Why are the Australians allowed to use the word Prosecco when it’s a legally protected name for use only in the Italian regions of Veneto and Friuli?

The Australians planted Prosecco grapes (prior to the grape’s name change to Glera) in 1974 in the King Valley, as Caroline Brown, of Brown Brothers Wines in Milawa, Victoria, explains.

Pictured: Caroline and Katherine Brown, of Brown Brothers Wines

 

What led to you making a Prosecco and what year was that?

CB:  The first Australian plantings of the grape variety Prosecco were in the King Valley, Victoria, in 1974 by the Dal Zotto family.  Our family members have always had a fantastic relationship with other wine producers in the region. Many of the varieties we make have an Italian influence, so when the opportunity arose to grow prosecco, we jumped at it.

When was the first Brown Brothers Prosecco made?

CB:  We released our first Prosecco in 2008. In the beginning, it was very much an education piece, explaining what Prosecco is, how it’s made and why the King Valley is a premium prosecco growing region.  Now, nearly everyone knows what Prosecco is, it’s pretty much become part of the everyday vernacular, “Let’s catch up over a Prosecco.”

Where did Brown Brothers Prosecco begin?

CB:  Nearly all our new varieties start their life in our Kindergarten winery, including Prosecco.  The Kindergarten or Kinder is our experimental and innovation micro-winery.  It operates like a larger winery would, but on a smaller scale.

It’s  very hands on with small tanks and small amounts of grapes.  Each year we trial new varieties, and new winemaking methods.  Sometimes we find or create something amazing, other times we go back to the drawing board.

How much of your sales is Prosecco today percentage wise?

CB:  The Brown Brothers Prosecco range makes up nearly 20% of our company sales.

How come you are allowed to legally use the name Prosecco in Australia and New Zealand?

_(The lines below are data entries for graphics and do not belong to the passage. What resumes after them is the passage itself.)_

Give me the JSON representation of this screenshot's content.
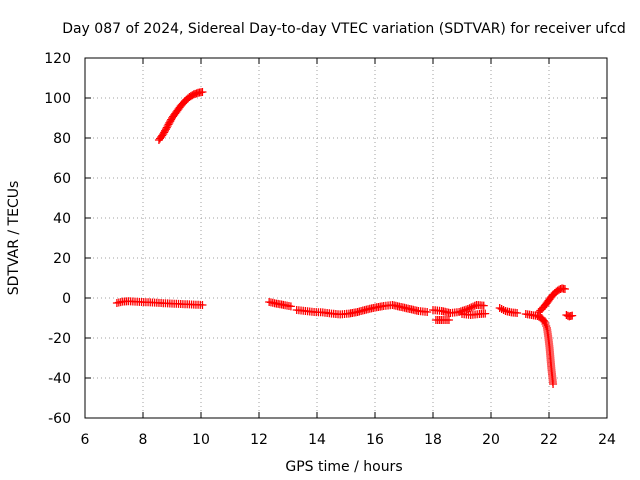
{
  "chart_data": {
    "type": "scatter",
    "title": "Day 087 of 2024, Sidereal Day-to-day VTEC variation (SDTVAR) for receiver ufcd",
    "xlabel": "GPS time / hours",
    "ylabel": "SDTVAR / TECUs",
    "xlim": [
      6,
      24
    ],
    "ylim": [
      -60,
      120
    ],
    "xticks": [
      6,
      8,
      10,
      12,
      14,
      16,
      18,
      20,
      22,
      24
    ],
    "yticks": [
      -60,
      -40,
      -20,
      0,
      20,
      40,
      60,
      80,
      100,
      120
    ],
    "grid": true,
    "marker": "+",
    "series": [
      {
        "name": "SDTVAR",
        "color": "#ff0000",
        "segments": [
          [
            [
              8.55,
              79
            ],
            [
              8.7,
              82
            ],
            [
              8.85,
              86
            ],
            [
              9.0,
              90
            ],
            [
              9.15,
              93
            ],
            [
              9.3,
              96
            ],
            [
              9.45,
              98.5
            ],
            [
              9.6,
              100.5
            ],
            [
              9.75,
              101.8
            ],
            [
              9.9,
              102.6
            ],
            [
              10.05,
              103
            ]
          ],
          [
            [
              7.1,
              -2.5
            ],
            [
              7.3,
              -1.8
            ],
            [
              7.5,
              -1.6
            ],
            [
              7.8,
              -1.9
            ],
            [
              8.1,
              -2.1
            ],
            [
              8.4,
              -2.3
            ],
            [
              8.7,
              -2.6
            ],
            [
              9.0,
              -2.8
            ],
            [
              9.3,
              -3.0
            ],
            [
              9.6,
              -3.2
            ],
            [
              9.9,
              -3.4
            ],
            [
              10.05,
              -3.5
            ]
          ],
          [
            [
              12.35,
              -2
            ],
            [
              12.6,
              -2.8
            ],
            [
              12.9,
              -3.6
            ],
            [
              13.1,
              -4.2
            ]
          ],
          [
            [
              13.3,
              -6
            ],
            [
              13.6,
              -6.5
            ],
            [
              13.9,
              -7
            ],
            [
              14.2,
              -7.2
            ],
            [
              14.5,
              -7.8
            ],
            [
              14.8,
              -8.2
            ],
            [
              15.1,
              -7.8
            ],
            [
              15.4,
              -7.0
            ],
            [
              15.7,
              -5.8
            ],
            [
              16.0,
              -4.8
            ],
            [
              16.3,
              -4.0
            ],
            [
              16.6,
              -3.5
            ],
            [
              16.9,
              -4.5
            ],
            [
              17.2,
              -5.5
            ],
            [
              17.5,
              -6.5
            ],
            [
              17.8,
              -7
            ]
          ],
          [
            [
              18.0,
              -6
            ],
            [
              18.3,
              -6.5
            ],
            [
              18.6,
              -7.5
            ],
            [
              18.9,
              -7
            ],
            [
              19.2,
              -5.5
            ],
            [
              19.5,
              -3.5
            ],
            [
              19.75,
              -3.8
            ]
          ],
          [
            [
              18.1,
              -11
            ],
            [
              18.35,
              -11
            ],
            [
              18.55,
              -11
            ]
          ],
          [
            [
              19.0,
              -8
            ],
            [
              19.3,
              -8.5
            ],
            [
              19.6,
              -8.0
            ],
            [
              19.8,
              -7.8
            ]
          ],
          [
            [
              20.3,
              -5
            ],
            [
              20.5,
              -6.5
            ],
            [
              20.7,
              -7.2
            ],
            [
              20.9,
              -7.5
            ]
          ],
          [
            [
              21.2,
              -8
            ],
            [
              21.4,
              -8.5
            ],
            [
              21.6,
              -9
            ],
            [
              21.75,
              -10
            ],
            [
              21.85,
              -12
            ],
            [
              21.93,
              -15
            ],
            [
              21.98,
              -20
            ],
            [
              22.02,
              -25
            ],
            [
              22.05,
              -30
            ],
            [
              22.08,
              -35
            ],
            [
              22.11,
              -39
            ],
            [
              22.14,
              -43
            ]
          ],
          [
            [
              21.65,
              -7
            ],
            [
              21.75,
              -5.5
            ],
            [
              21.85,
              -4
            ],
            [
              21.95,
              -2
            ],
            [
              22.05,
              0
            ],
            [
              22.15,
              1.8
            ],
            [
              22.25,
              3.2
            ],
            [
              22.35,
              4.2
            ],
            [
              22.45,
              4.8
            ],
            [
              22.55,
              4.5
            ]
          ],
          [
            [
              22.6,
              -8.5
            ],
            [
              22.7,
              -9.2
            ],
            [
              22.8,
              -8.8
            ]
          ]
        ]
      }
    ]
  }
}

CB:  Prosecco is the name of a grape variety used to produce sparkling wine. Prosecco is a historically recognised grape variety, including by the Paris based, International Organisation of Vine and Wine (OIV).

 

  • In 2009, Italy changed the name of the Prosecco grape variety to Glera within the European Union (EU). Glera was virtually unknown and rarely used as an alternative name to describe the Prosecco grape variety in Italy.
  • Italy then registered Prosecco as a Geographical Indication (GI) in the EU, effectively shutting out wine imports labelled with the Prosecco grape variety from all other countries.
  • The Australian wine industry unreservedly rejects GI claims relating to Prosecco.
  • In 2013 the Australian wine industry successfully challenged an EU application to claim Prosecco as a GI in Australia.

What is the residual sugar in Brown Brothers Prosecco?

CB:  Our Prosecco NV and Prosecco Rose NV have 12 grams per litre of  residual sugar.  Consumers are definitely starting to look for a drier style Prosecco, which is great for us as the residual sugar hasn’t changed much over the years.

Any future plans with Prosecco at Brown Brothers?

We have recently launched our Limited Edition George Rose Prosecco in the New Zealand market, along with Prosecco Spritz.  We have also just launched Prosecco NV in a can with an exclusive retailer here in Australia.